I thought of this the other day when I was testing mortars and pestles and wound up with a generous cup of good, garlicky pesto. What to do with it? Naturally you can toss pasta with the pesto, spread it on a ham and tomato sandwich, or slather it on grilled chicken or steamed vegetables, both of which need as much perking up as they can get. But I was captivated by memories of the Soupe au Pistou I made as grad student. With all that lovely pesto and a certain surfeit after the holidays, vegetable soup seemed like a wonderful idea.
The soup recipe is basically Julia’s. I substitute chicken broth for the water, and use a can of cannellini beans instead of pinto or navy beans, but otherwise, the recipes are just about the same.
As for the pistou, you can do it Julia’s way, pounding together garlic, tomato puree, fresh basil, Parmesan cheese and olive oil.

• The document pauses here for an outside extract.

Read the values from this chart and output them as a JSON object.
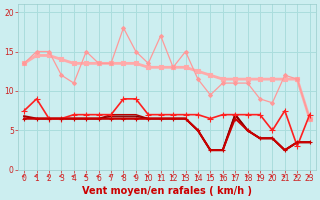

Or you can make a classic Italian pesto, whisk in some tomato paste and swirl that into the soup. I prefer the latter because I love the fragrance of the extra (nearly 4 cups) of basil and the richness of the pine nuts—and because I will have 1/2 cup left over to use as I please.
But either way, the soup is fragrant and nourishing—a hungry film student’s dream.
Soupe au Pistou
(adapted from Julia Child, Louisette Bertholle, Simone Beck, Mastering the Art of French Cooking)
To serve six:
Ingredients for the soup:
3 quarts chicken broth (fresh is better, but canned is OK)
2 cups diced potatoes
2 cups diced carrots
2 cups diced onion or white of leek
1 tablespoon salt
2 cups canned cannellini beans
1/3 cup broken spaghetti
1 slice stale white bread, crumbled
2 cups fresh green beans, trimmed and cut into 1-inch lengths
1/4 teaspoon freshly ground black pepper
Pinch of saffron
Croutons (baguette, sliced, toasted in the oven and drizzled with olive oil)

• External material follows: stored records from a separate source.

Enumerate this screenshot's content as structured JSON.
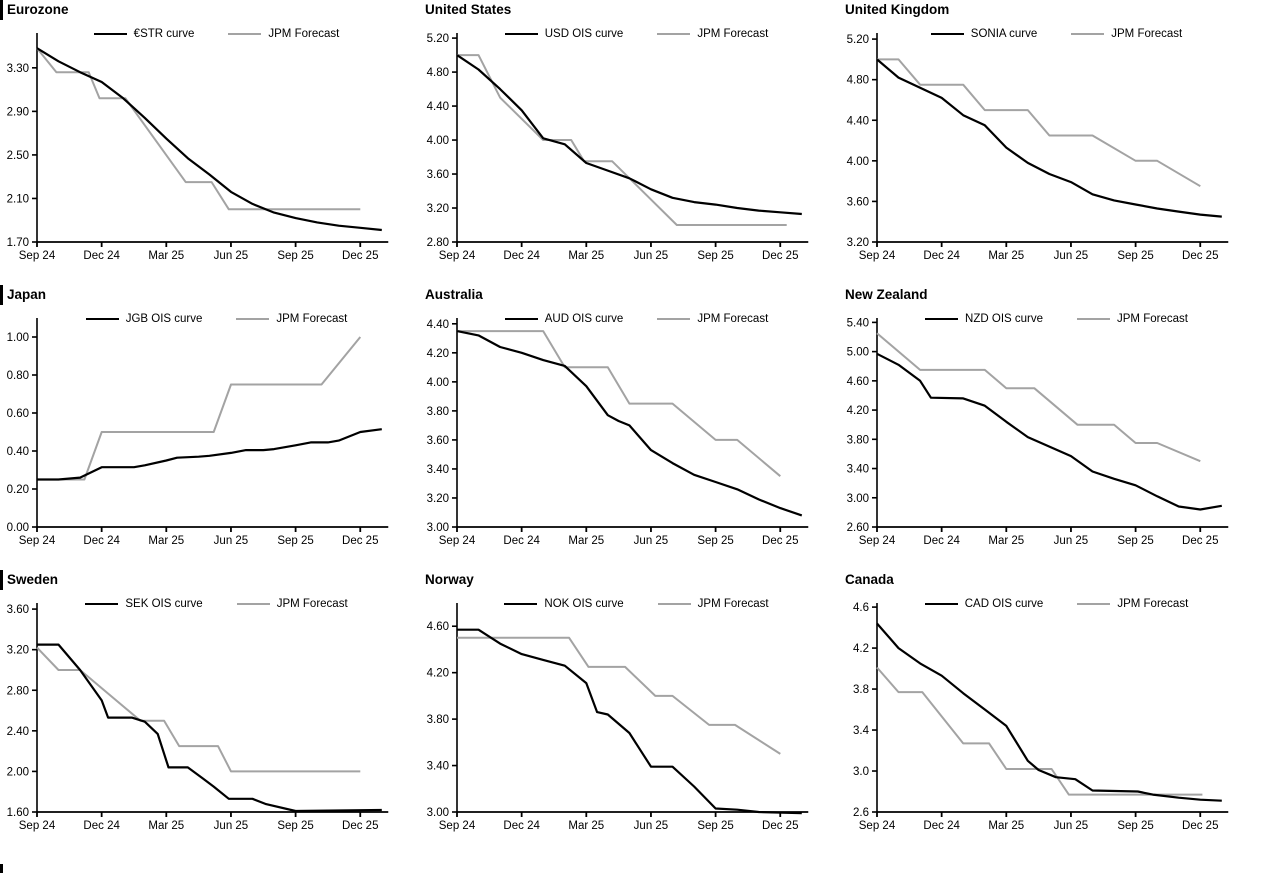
{
  "page": {
    "background": "#ffffff"
  },
  "colors": {
    "series1": "#000000",
    "series2": "#a3a3a3"
  },
  "x_axis": {
    "labels": [
      "Sep 24",
      "Dec 24",
      "Mar 25",
      "Jun 25",
      "Sep 25",
      "Dec 25"
    ],
    "tick_months": [
      0,
      3,
      6,
      9,
      12,
      15
    ],
    "axis_end_month": 16.3
  },
  "chart_data": [
    {
      "type": "line",
      "title": "Eurozone",
      "legend_position": "top-center",
      "y_min": 1.7,
      "y_axis_top": 3.62,
      "y_ticks": [
        1.7,
        2.1,
        2.5,
        2.9,
        3.3
      ],
      "y_tick_labels": [
        "1.70",
        "2.10",
        "2.50",
        "2.90",
        "3.30"
      ],
      "series": [
        {
          "name": "€STR curve",
          "color_key": "series1",
          "x": [
            0,
            1,
            2,
            3,
            4,
            5,
            6,
            7,
            8,
            9,
            10,
            11,
            12,
            13,
            14,
            15,
            16
          ],
          "values": [
            3.48,
            3.36,
            3.26,
            3.17,
            3.02,
            2.84,
            2.65,
            2.47,
            2.32,
            2.16,
            2.05,
            1.97,
            1.92,
            1.88,
            1.85,
            1.83,
            1.81
          ]
        },
        {
          "name": "JPM Forecast",
          "color_key": "series2",
          "x": [
            0,
            0.9,
            2.4,
            2.9,
            4.1,
            6.9,
            8.1,
            8.9,
            15
          ],
          "values": [
            3.48,
            3.26,
            3.26,
            3.02,
            3.02,
            2.25,
            2.25,
            2.0,
            2.0
          ]
        }
      ]
    },
    {
      "type": "line",
      "title": "United States",
      "legend_position": "top-center",
      "y_min": 2.8,
      "y_axis_top": 5.26,
      "y_ticks": [
        2.8,
        3.2,
        3.6,
        4.0,
        4.4,
        4.8,
        5.2
      ],
      "y_tick_labels": [
        "2.80",
        "3.20",
        "3.60",
        "4.00",
        "4.40",
        "4.80",
        "5.20"
      ],
      "series": [
        {
          "name": "USD OIS curve",
          "color_key": "series1",
          "x": [
            0,
            1,
            2,
            3,
            4,
            5,
            6,
            7,
            8,
            9,
            10,
            11,
            12,
            13,
            14,
            15,
            16
          ],
          "values": [
            5.0,
            4.83,
            4.6,
            4.35,
            4.02,
            3.95,
            3.73,
            3.64,
            3.55,
            3.42,
            3.32,
            3.27,
            3.24,
            3.2,
            3.17,
            3.15,
            3.13
          ]
        },
        {
          "name": "JPM Forecast",
          "color_key": "series2",
          "x": [
            0,
            1,
            2,
            4,
            5.3,
            5.9,
            7.2,
            10.2,
            15.3
          ],
          "values": [
            5.0,
            5.0,
            4.5,
            4.0,
            4.0,
            3.75,
            3.75,
            3.0,
            3.0
          ]
        }
      ]
    },
    {
      "type": "line",
      "title": "United Kingdom",
      "legend_position": "top-center",
      "y_min": 3.2,
      "y_axis_top": 5.26,
      "y_ticks": [
        3.2,
        3.6,
        4.0,
        4.4,
        4.8,
        5.2
      ],
      "y_tick_labels": [
        "3.20",
        "3.60",
        "4.00",
        "4.40",
        "4.80",
        "5.20"
      ],
      "series": [
        {
          "name": "SONIA curve",
          "color_key": "series1",
          "x": [
            0,
            1,
            2,
            3,
            4,
            5,
            6,
            7,
            8,
            9,
            10,
            11,
            12,
            13,
            14,
            15,
            16
          ],
          "values": [
            5.0,
            4.82,
            4.72,
            4.62,
            4.45,
            4.35,
            4.13,
            3.98,
            3.87,
            3.79,
            3.67,
            3.61,
            3.57,
            3.53,
            3.5,
            3.47,
            3.45
          ]
        },
        {
          "name": "JPM Forecast",
          "color_key": "series2",
          "x": [
            0,
            1,
            2,
            4,
            5,
            7,
            8,
            10,
            12,
            13,
            15
          ],
          "values": [
            5.0,
            5.0,
            4.75,
            4.75,
            4.5,
            4.5,
            4.25,
            4.25,
            4.0,
            4.0,
            3.75
          ]
        }
      ]
    },
    {
      "type": "line",
      "title": "Japan",
      "legend_position": "top-center",
      "y_min": 0.0,
      "y_axis_top": 1.1,
      "y_ticks": [
        0.0,
        0.2,
        0.4,
        0.6,
        0.8,
        1.0
      ],
      "y_tick_labels": [
        "0.00",
        "0.20",
        "0.40",
        "0.60",
        "0.80",
        "1.00"
      ],
      "series": [
        {
          "name": "JGB OIS curve",
          "color_key": "series1",
          "x": [
            0,
            1,
            2,
            3,
            4.5,
            5,
            6,
            6.5,
            7.5,
            8,
            9,
            9.7,
            10.5,
            11,
            12,
            12.7,
            13.5,
            14,
            15,
            16
          ],
          "values": [
            0.25,
            0.25,
            0.26,
            0.315,
            0.315,
            0.325,
            0.35,
            0.365,
            0.37,
            0.375,
            0.39,
            0.405,
            0.405,
            0.41,
            0.43,
            0.445,
            0.445,
            0.455,
            0.5,
            0.515
          ]
        },
        {
          "name": "JPM Forecast",
          "color_key": "series2",
          "x": [
            0,
            2.2,
            3,
            8.2,
            9,
            13.2,
            15
          ],
          "values": [
            0.25,
            0.25,
            0.5,
            0.5,
            0.75,
            0.75,
            1.0
          ]
        }
      ]
    },
    {
      "type": "line",
      "title": "Australia",
      "legend_position": "top-center",
      "y_min": 3.0,
      "y_axis_top": 4.44,
      "y_ticks": [
        3.0,
        3.2,
        3.4,
        3.6,
        3.8,
        4.0,
        4.2,
        4.4
      ],
      "y_tick_labels": [
        "3.00",
        "3.20",
        "3.40",
        "3.60",
        "3.80",
        "4.00",
        "4.20",
        "4.40"
      ],
      "series": [
        {
          "name": "AUD OIS curve",
          "color_key": "series1",
          "x": [
            0,
            1,
            2,
            3,
            4,
            5,
            6,
            7,
            7.5,
            8,
            9,
            10,
            11,
            12,
            13,
            14,
            15,
            16
          ],
          "values": [
            4.35,
            4.32,
            4.24,
            4.2,
            4.15,
            4.11,
            3.97,
            3.77,
            3.73,
            3.7,
            3.53,
            3.44,
            3.36,
            3.31,
            3.26,
            3.19,
            3.13,
            3.08
          ]
        },
        {
          "name": "JPM Forecast",
          "color_key": "series2",
          "x": [
            0,
            4,
            5,
            7,
            8,
            10,
            12,
            13,
            15
          ],
          "values": [
            4.35,
            4.35,
            4.1,
            4.1,
            3.85,
            3.85,
            3.6,
            3.6,
            3.35
          ]
        }
      ]
    },
    {
      "type": "line",
      "title": "New Zealand",
      "legend_position": "top-center",
      "y_min": 2.6,
      "y_axis_top": 5.46,
      "y_ticks": [
        2.6,
        3.0,
        3.4,
        3.8,
        4.2,
        4.6,
        5.0,
        5.4
      ],
      "y_tick_labels": [
        "2.60",
        "3.00",
        "3.40",
        "3.80",
        "4.20",
        "4.60",
        "5.00",
        "5.40"
      ],
      "series": [
        {
          "name": "NZD OIS curve",
          "color_key": "series1",
          "x": [
            0,
            1,
            2,
            2.5,
            4,
            5,
            6,
            7,
            8,
            9,
            10,
            11,
            12,
            13,
            14,
            15,
            16
          ],
          "values": [
            4.97,
            4.82,
            4.6,
            4.37,
            4.36,
            4.26,
            4.04,
            3.83,
            3.7,
            3.57,
            3.36,
            3.26,
            3.17,
            3.02,
            2.88,
            2.84,
            2.89
          ]
        },
        {
          "name": "JPM Forecast",
          "color_key": "series2",
          "x": [
            0,
            2,
            5,
            6,
            7.3,
            9.3,
            11,
            12,
            13,
            15
          ],
          "values": [
            5.25,
            4.75,
            4.75,
            4.5,
            4.5,
            4.0,
            4.0,
            3.75,
            3.75,
            3.5
          ]
        }
      ]
    },
    {
      "type": "line",
      "title": "Sweden",
      "legend_position": "top-center",
      "y_min": 1.6,
      "y_axis_top": 3.66,
      "y_ticks": [
        1.6,
        2.0,
        2.4,
        2.8,
        3.2,
        3.6
      ],
      "y_tick_labels": [
        "1.60",
        "2.00",
        "2.40",
        "2.80",
        "3.20",
        "3.60"
      ],
      "series": [
        {
          "name": "SEK OIS curve",
          "color_key": "series1",
          "x": [
            0,
            1,
            2,
            3,
            3.3,
            4.4,
            5,
            5.6,
            6.1,
            7,
            7.7,
            8.2,
            8.9,
            10,
            10.6,
            12,
            16
          ],
          "values": [
            3.25,
            3.25,
            3.0,
            2.7,
            2.53,
            2.53,
            2.49,
            2.37,
            2.04,
            2.04,
            1.93,
            1.85,
            1.73,
            1.73,
            1.68,
            1.61,
            1.62
          ]
        },
        {
          "name": "JPM Forecast",
          "color_key": "series2",
          "x": [
            0,
            1,
            2,
            4.8,
            5.9,
            6.6,
            8.4,
            9,
            15
          ],
          "values": [
            3.22,
            3.0,
            3.0,
            2.5,
            2.5,
            2.25,
            2.25,
            2.0,
            2.0
          ]
        }
      ]
    },
    {
      "type": "line",
      "title": "Norway",
      "legend_position": "top-center",
      "y_min": 3.0,
      "y_axis_top": 4.8,
      "y_ticks": [
        3.0,
        3.4,
        3.8,
        4.2,
        4.6
      ],
      "y_tick_labels": [
        "3.00",
        "3.40",
        "3.80",
        "4.20",
        "4.60"
      ],
      "series": [
        {
          "name": "NOK OIS curve",
          "color_key": "series1",
          "x": [
            0,
            1,
            2,
            3,
            4,
            5,
            6,
            6.5,
            7,
            8,
            9,
            10,
            11,
            12,
            13,
            14,
            16
          ],
          "values": [
            4.57,
            4.57,
            4.45,
            4.36,
            4.31,
            4.26,
            4.11,
            3.86,
            3.84,
            3.68,
            3.39,
            3.39,
            3.22,
            3.03,
            3.02,
            3.0,
            2.99
          ]
        },
        {
          "name": "JPM Forecast",
          "color_key": "series2",
          "x": [
            0,
            5.2,
            6.1,
            7.8,
            9.2,
            10,
            11.7,
            12.9,
            15
          ],
          "values": [
            4.5,
            4.5,
            4.25,
            4.25,
            4.0,
            4.0,
            3.75,
            3.75,
            3.5
          ]
        }
      ]
    },
    {
      "type": "line",
      "title": "Canada",
      "legend_position": "top-center",
      "y_min": 2.6,
      "y_axis_top": 4.64,
      "y_ticks": [
        2.6,
        3.0,
        3.4,
        3.8,
        4.2,
        4.6
      ],
      "y_tick_labels": [
        "2.6",
        "3.0",
        "3.4",
        "3.8",
        "4.2",
        "4.6"
      ],
      "series": [
        {
          "name": "CAD OIS curve",
          "color_key": "series1",
          "x": [
            0,
            1,
            2,
            3,
            4,
            5,
            6,
            7,
            7.5,
            8.3,
            9.2,
            10,
            12.1,
            12.8,
            14,
            15,
            16
          ],
          "values": [
            4.44,
            4.2,
            4.05,
            3.93,
            3.76,
            3.6,
            3.44,
            3.1,
            3.01,
            2.94,
            2.92,
            2.81,
            2.8,
            2.77,
            2.74,
            2.72,
            2.71
          ]
        },
        {
          "name": "JPM Forecast",
          "color_key": "series2",
          "x": [
            0,
            1,
            2.1,
            4,
            5.2,
            6,
            8.1,
            8.9,
            15.1
          ],
          "values": [
            4.01,
            3.77,
            3.77,
            3.27,
            3.27,
            3.02,
            3.02,
            2.77,
            2.77
          ]
        }
      ]
    }
  ]
}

Ingredients for the pistou:
4 cloves crushed garlic
4 tablespoons tomato paste
1/4 cup chopped fresh basil
1/2 cup grated Parmesan cheese
1/4 to 1/2 cup fruity olive oil
Or, make a pesto with the following ingredients:
4 cloves garlic, cut in half, green sprout removed
1/2 teaspoon salt
4 cups fresh basil leaves, stems removed
1/4 cup pine nuts
1/2 cup grated Parmesan cheese
1/2 cup fruity olive oil
4 tablespoons tomato paste
Method for the soup:
1. Bring the chicken broth, potatoes, carrots and onions or leeks, and salt to a boil. Reduce heat and simmer uncovered for 20 minutes.
2. While the soup is simmering, make the pistou or the pesto:
For the pistou: Place the garlic, tomato puree or paste, basil and cheese in the soup tureen. Pound to a paste with a wooden spoon, then beat in the olive oil, drop by drop.
For the pesto: In a mortar and pestle, smash the garlic and salt to a paste. Little by little add the basil leaves, gently bruising and crushing them. Add the pine nuts and grind them into the pesto, then add the cheese, stirring to blend. Gradually beat in the olive oil. Place 1/2 cup of the pesto in the bottom of the tureen and beat in the tomato paste. Reserve the remaining pesto for another use.
(You can also buy ready made pesto and add the tomato paste and more olive oil, if desired.)
3. Add the cannellini beans, broken spaghetti, bread, pepper and saffron to the soup and simmer for 10 minutes. Add the green beans and simmer 5 to 10 minutes more, until they are cooked through but still crunchy. Taste and correct the seasonings.
4. Pour a cup of hot soup into the tureen and whisk in the pistou or pesto. Add the rest of the soup and stir well to combine. Serve at once with the croutons.